News reports on May 19 announced that more than 10,000 square miles of the Amazon rainforest had been deforested over the last year - an area the size of the state of Massachusetts in the US.
Not only is the Amazon rainforest an area of breathtaking beauty and unparalleled biodiversity, through the process of photosynthesis it also ensures the survival of the human race, with its billions of trees producing much of the world's supply of oxygen.
While ultimately Brazil's progressive President, Luiz Inácio Lula da Silva, bears the brunt of this fiasco, the U.S. and European nations also generously share in the responsibility for the destruction of vast swaths of the country's rainforest.
They have promoted the neo-liberal economic polices that persuaded Brazil to rely on the strength of its constantly expanding agricultural sector to pay down its suffocating international debt.
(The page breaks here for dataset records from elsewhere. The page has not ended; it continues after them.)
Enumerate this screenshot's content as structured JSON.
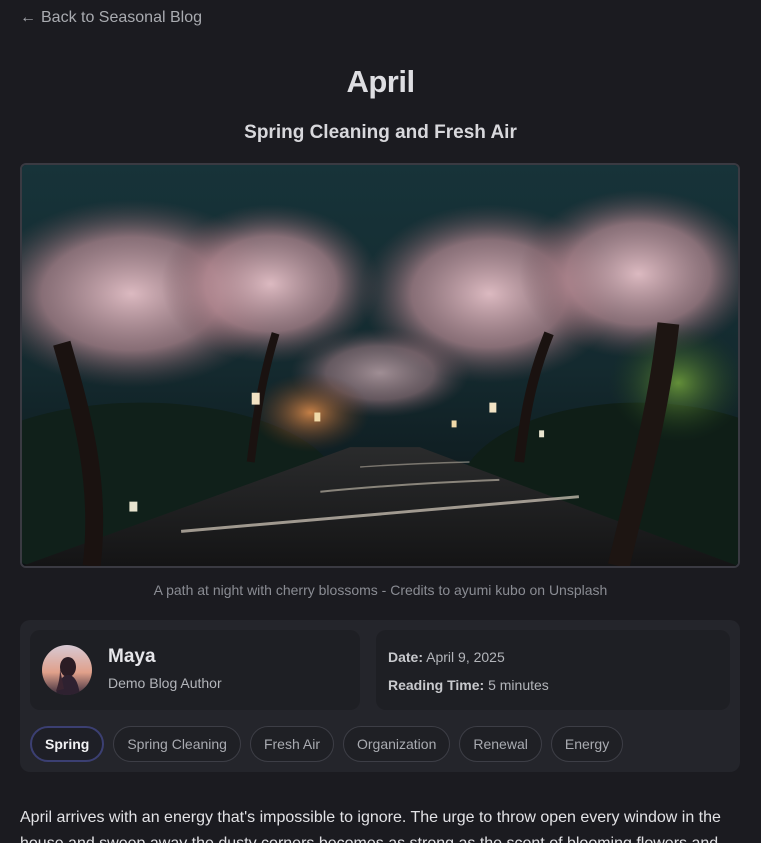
{
  "nav": {
    "back_label": "Back to Seasonal Blog",
    "back_icon": "arrow-left-icon"
  },
  "post": {
    "title": "April",
    "subtitle": "Spring Cleaning and Fresh Air",
    "image_caption": "A path at night with cherry blossoms - Credits to ayumi kubo on Unsplash"
  },
  "author": {
    "name": "Maya",
    "role": "Demo Blog Author"
  },
  "meta": {
    "date_label": "Date:",
    "date_value": "April 9, 2025",
    "reading_label": "Reading Time:",
    "reading_value": "5 minutes"
  },
  "tags": [
    "Spring",
    "Spring Cleaning",
    "Fresh Air",
    "Organization",
    "Renewal",
    "Energy"
  ],
  "active_tag": "Spring",
  "body": {
    "first_paragraph": "April arrives with an energy that's impossible to ignore. The urge to throw open every window in the house and sweep away the dusty corners becomes as strong as the scent of blooming flowers and"
  },
  "colors": {
    "background": "#1b1b20",
    "panel": "#24252b",
    "card": "#1e1f24",
    "active_tag_border": "#3b3f72"
  }
}
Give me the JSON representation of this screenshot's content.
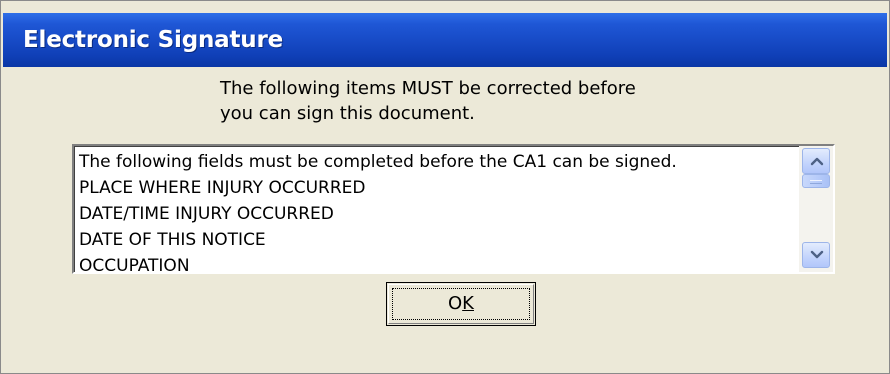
{
  "window": {
    "title": "Electronic Signature"
  },
  "message": {
    "line1": "The following items MUST be corrected before",
    "line2": "you can sign this document."
  },
  "list": {
    "items": [
      "The following fields must be completed before the  CA1 can be signed.",
      "PLACE WHERE INJURY OCCURRED",
      "DATE/TIME INJURY OCCURRED",
      "DATE OF THIS NOTICE",
      "OCCUPATION"
    ],
    "scroll_position": 0.1
  },
  "buttons": {
    "ok_main": "O",
    "ok_mnemonic": "K"
  },
  "icons": {
    "scroll_up": "up-arrow",
    "scroll_down": "down-arrow"
  },
  "colors": {
    "titlebar": "#0f3fb6",
    "dialog_background": "#ece9d8",
    "scroll_arrow": "#4d6185"
  }
}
As a result, loggers have felled hundreds of thousands of hectares of trees and farmers have cleared vast tracks of the rainforest to grow crops.
Just as was the case under former President Fernando Henrique Cardoso, the negative repercussions which result from this arboreal massacre, were relatively mild because - despite presidential declarations to the contrary - Brazil's environmental polices under Lula have been much more bark than bite.
Brasília, under the "people's president" has failed to fulfill its commitment to prevent further destruction of the Amazon rainforest as promised last year when Lula announced a $140 million campaign to preserve and ensure better policing of the fragile habitat.
However, external economic factors also have certainly played a role in persuading the government to turn a blind eye to the desecration of its own rainforest.
It is critical to our common planet's survival that the U.S. and the EU develop a comprehensive plan with teeth, in cooperation with Brazil, in order to provide the financial incentives necessary to preserve the rainforest, while also strengthening Brazil's competitiveness in the global economy.
The U.S. and the EU would be wise to accept this responsibility in order to temper the dangerous extremes involved in their push for globalization and the maximization of free trade that threatens the very integrity of the environment, if not the very survival of the human race.